Coming to class without having done any pre-work is a waste of everyone’s time. Coming to class without having done any pre-work and expecting to contribute and be taken seriously is laughable.
I’m black, so my lived experience ‘is’ the pre-work, but at the same time, I’m not Black Canadian or Black American, so I still have to do the minimum to ‘enter the chat’. If you’re not black, being attached to a black body isn’t your cliff/spark note shorthand entry to the class either. I had the same schooling as you and for all my GCSEs and A-levels these things were not on the syllabus (in any meaningful way) until I got to @livuni and studied American, Black American and Caribbean history and politics.
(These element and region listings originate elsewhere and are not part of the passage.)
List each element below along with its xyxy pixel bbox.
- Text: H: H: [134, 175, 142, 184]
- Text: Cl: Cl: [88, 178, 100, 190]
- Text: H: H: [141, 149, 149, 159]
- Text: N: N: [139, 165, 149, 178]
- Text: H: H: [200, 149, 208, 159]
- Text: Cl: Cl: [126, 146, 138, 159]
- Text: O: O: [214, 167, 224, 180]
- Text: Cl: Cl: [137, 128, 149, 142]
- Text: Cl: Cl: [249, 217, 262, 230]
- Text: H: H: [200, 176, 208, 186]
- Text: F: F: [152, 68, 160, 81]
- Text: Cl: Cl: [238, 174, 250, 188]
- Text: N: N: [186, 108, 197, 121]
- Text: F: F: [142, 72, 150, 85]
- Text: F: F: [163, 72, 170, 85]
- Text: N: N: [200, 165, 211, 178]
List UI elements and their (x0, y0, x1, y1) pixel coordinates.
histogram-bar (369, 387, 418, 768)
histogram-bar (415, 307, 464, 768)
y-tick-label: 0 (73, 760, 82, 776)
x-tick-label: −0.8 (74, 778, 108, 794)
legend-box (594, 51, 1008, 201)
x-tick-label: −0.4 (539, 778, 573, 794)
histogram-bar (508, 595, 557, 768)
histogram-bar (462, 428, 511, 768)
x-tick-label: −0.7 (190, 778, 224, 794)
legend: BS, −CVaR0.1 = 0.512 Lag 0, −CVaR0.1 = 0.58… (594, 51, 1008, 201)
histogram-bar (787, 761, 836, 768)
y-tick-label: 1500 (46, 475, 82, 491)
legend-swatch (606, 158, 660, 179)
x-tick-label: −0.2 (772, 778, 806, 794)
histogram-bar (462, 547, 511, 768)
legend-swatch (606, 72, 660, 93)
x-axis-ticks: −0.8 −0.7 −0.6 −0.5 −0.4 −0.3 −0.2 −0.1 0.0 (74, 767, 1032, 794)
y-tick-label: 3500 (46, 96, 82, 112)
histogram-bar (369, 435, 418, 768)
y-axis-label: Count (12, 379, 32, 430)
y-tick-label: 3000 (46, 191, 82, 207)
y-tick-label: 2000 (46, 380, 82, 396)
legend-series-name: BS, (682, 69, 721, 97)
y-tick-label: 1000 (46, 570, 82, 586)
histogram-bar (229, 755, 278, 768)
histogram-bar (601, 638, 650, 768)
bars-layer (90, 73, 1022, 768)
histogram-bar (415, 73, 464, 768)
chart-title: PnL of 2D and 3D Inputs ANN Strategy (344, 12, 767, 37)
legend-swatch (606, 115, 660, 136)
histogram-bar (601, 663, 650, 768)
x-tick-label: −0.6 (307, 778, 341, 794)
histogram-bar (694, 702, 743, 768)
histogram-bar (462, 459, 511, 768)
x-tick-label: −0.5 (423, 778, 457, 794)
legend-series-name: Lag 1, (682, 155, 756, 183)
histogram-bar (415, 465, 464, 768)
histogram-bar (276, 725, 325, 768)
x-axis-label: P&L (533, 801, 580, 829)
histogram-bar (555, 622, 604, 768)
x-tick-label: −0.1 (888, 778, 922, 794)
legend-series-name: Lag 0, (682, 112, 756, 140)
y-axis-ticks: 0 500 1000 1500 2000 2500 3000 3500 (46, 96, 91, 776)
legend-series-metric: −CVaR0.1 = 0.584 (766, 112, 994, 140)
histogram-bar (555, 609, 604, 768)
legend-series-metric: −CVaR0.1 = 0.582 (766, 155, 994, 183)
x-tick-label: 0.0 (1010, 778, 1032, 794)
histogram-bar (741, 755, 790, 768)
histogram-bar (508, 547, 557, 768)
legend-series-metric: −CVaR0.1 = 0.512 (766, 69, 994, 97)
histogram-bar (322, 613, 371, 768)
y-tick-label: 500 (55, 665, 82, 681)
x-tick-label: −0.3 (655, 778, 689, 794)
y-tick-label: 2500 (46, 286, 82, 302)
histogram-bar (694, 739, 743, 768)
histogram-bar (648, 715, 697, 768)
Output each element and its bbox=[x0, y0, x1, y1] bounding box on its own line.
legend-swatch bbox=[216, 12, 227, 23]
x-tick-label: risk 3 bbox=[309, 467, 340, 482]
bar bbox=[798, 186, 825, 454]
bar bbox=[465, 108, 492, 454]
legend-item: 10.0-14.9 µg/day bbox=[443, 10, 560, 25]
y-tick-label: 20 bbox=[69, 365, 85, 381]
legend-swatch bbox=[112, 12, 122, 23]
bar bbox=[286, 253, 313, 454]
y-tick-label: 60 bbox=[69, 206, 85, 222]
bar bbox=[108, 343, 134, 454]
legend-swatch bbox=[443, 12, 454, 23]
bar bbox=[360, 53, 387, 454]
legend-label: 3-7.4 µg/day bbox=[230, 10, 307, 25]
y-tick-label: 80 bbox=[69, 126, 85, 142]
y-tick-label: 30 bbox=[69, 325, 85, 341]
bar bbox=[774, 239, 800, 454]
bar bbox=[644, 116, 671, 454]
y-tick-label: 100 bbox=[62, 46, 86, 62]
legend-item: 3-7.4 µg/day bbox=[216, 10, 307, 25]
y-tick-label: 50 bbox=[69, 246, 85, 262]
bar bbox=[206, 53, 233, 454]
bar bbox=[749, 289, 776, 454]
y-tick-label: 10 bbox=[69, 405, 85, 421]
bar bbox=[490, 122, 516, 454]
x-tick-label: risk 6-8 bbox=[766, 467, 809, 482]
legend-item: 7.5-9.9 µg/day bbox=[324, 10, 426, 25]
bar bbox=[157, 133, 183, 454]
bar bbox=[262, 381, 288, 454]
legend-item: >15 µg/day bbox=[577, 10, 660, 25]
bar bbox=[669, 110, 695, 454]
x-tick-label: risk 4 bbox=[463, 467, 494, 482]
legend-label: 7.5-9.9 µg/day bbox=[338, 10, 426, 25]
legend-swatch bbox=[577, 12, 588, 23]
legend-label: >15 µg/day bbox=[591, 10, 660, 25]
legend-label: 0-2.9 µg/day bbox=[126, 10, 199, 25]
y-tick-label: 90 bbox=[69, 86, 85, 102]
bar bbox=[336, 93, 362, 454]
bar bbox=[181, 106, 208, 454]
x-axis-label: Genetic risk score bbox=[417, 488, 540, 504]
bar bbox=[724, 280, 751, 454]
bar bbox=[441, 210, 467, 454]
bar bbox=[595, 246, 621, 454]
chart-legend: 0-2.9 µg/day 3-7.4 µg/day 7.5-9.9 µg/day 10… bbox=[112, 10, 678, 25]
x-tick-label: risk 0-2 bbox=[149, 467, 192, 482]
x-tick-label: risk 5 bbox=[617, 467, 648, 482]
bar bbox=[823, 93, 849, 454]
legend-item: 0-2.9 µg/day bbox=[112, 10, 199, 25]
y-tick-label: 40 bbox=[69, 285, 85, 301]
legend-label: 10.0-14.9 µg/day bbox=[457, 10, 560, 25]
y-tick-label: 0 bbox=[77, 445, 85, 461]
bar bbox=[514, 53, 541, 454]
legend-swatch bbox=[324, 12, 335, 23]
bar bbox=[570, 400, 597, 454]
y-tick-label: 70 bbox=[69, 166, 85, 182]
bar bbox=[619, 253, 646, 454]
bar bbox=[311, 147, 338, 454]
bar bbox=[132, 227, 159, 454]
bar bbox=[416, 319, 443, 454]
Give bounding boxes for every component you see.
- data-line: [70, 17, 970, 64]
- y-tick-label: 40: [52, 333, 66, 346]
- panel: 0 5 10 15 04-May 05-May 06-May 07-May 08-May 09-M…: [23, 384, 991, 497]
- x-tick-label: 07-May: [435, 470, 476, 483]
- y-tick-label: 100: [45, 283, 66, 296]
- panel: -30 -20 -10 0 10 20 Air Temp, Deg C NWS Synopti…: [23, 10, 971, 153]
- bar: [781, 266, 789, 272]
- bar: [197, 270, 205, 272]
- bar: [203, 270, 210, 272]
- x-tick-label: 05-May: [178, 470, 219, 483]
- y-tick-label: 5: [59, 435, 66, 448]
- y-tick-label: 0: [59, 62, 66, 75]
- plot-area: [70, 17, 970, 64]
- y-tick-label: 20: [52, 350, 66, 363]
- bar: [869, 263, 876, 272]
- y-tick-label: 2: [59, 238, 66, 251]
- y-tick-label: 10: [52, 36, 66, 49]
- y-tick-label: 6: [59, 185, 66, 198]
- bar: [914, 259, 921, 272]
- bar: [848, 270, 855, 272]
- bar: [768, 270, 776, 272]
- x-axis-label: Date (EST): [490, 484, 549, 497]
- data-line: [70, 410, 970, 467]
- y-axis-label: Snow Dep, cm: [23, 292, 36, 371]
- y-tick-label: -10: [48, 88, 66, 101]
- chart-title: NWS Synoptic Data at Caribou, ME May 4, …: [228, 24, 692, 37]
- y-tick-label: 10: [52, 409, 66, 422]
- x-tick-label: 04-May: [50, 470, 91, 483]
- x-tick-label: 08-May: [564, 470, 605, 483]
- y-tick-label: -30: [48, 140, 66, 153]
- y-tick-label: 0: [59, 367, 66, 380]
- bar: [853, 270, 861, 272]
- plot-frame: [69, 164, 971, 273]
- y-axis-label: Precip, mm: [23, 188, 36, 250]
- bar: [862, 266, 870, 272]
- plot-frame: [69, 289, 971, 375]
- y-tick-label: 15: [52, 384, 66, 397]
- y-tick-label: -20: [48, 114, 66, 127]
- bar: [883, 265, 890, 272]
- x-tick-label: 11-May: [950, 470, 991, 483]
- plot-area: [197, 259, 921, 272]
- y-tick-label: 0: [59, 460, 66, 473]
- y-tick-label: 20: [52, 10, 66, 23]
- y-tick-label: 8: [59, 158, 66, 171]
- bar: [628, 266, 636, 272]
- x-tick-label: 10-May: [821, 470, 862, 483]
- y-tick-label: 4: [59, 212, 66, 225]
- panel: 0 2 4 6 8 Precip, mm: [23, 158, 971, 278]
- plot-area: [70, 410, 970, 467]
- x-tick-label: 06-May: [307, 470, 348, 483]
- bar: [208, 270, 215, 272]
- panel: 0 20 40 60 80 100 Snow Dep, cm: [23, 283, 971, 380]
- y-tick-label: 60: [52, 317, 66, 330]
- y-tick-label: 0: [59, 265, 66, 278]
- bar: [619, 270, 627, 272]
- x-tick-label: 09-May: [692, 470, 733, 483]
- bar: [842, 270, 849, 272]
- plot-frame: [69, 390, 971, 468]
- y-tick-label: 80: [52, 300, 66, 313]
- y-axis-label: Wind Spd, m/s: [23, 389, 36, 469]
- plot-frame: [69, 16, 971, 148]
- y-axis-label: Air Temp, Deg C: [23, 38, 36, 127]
It informed me of so much, it made me embarrassed to remember that my mum suggested #theblackjacobins as a book to read during school and I pushed it back thinking it was fiction — such is the ubiquitousness of white supremacy.
This work has always been an inextricable part of my job (as any ex-colleague of mine reading this would attest). I’m now doing the first job where it is ‘the job’, so there have been many years of free labour outside of (and sometimes against) my job description.
Heading up 2 faculties of predominantly non-white schools in London showed me again the curriculum is deficient in its understanding of black (specifically British) history. — For example, how can a (now optional) unit of enslavement deal with an American experience of it when for one; about 50% of enslaved Africans ended up in Brazil/Colombia, 30% to the Caribbean and 20% to the USA, and for two; the black population in the UK is either of Caribbean or African descent. If it were a book or a film it’d get very poor ratings as the plot would have so many holes, especially when the last third of the movie would introduce characters such as Thomas Clarkson and William Wilberforce but they wouldn’t feature in the segment before which would focus on the ‘life of a slave on an American plantation’.
The points remain — understand that we’re all coming to this conversation from a place of having to actively learn it. Understand that the state/private school education you had did not focus on it, therefore did not equip you to discuss it. Understand that I had to pay to learn this (so why should you get it for free). Understand that oftentimes you don’t/won’t/can’t understand and that you need to just shhh and read/listen.
A lot of our tiredness comes from you not having done the work, but believing that you are superior in the conversation. And for my Brits, in particular, that’s how you have been historically fucked up. Britain never saw enslavement/antebellum/Jim Crow/island rebellions or uprisings first hand. The spoils were brought cleanly over.
It’s why many believe they only have to work at a C grade and feel like they’re entitled to an A.
Read a flipping book. Do some work. Humble yourself.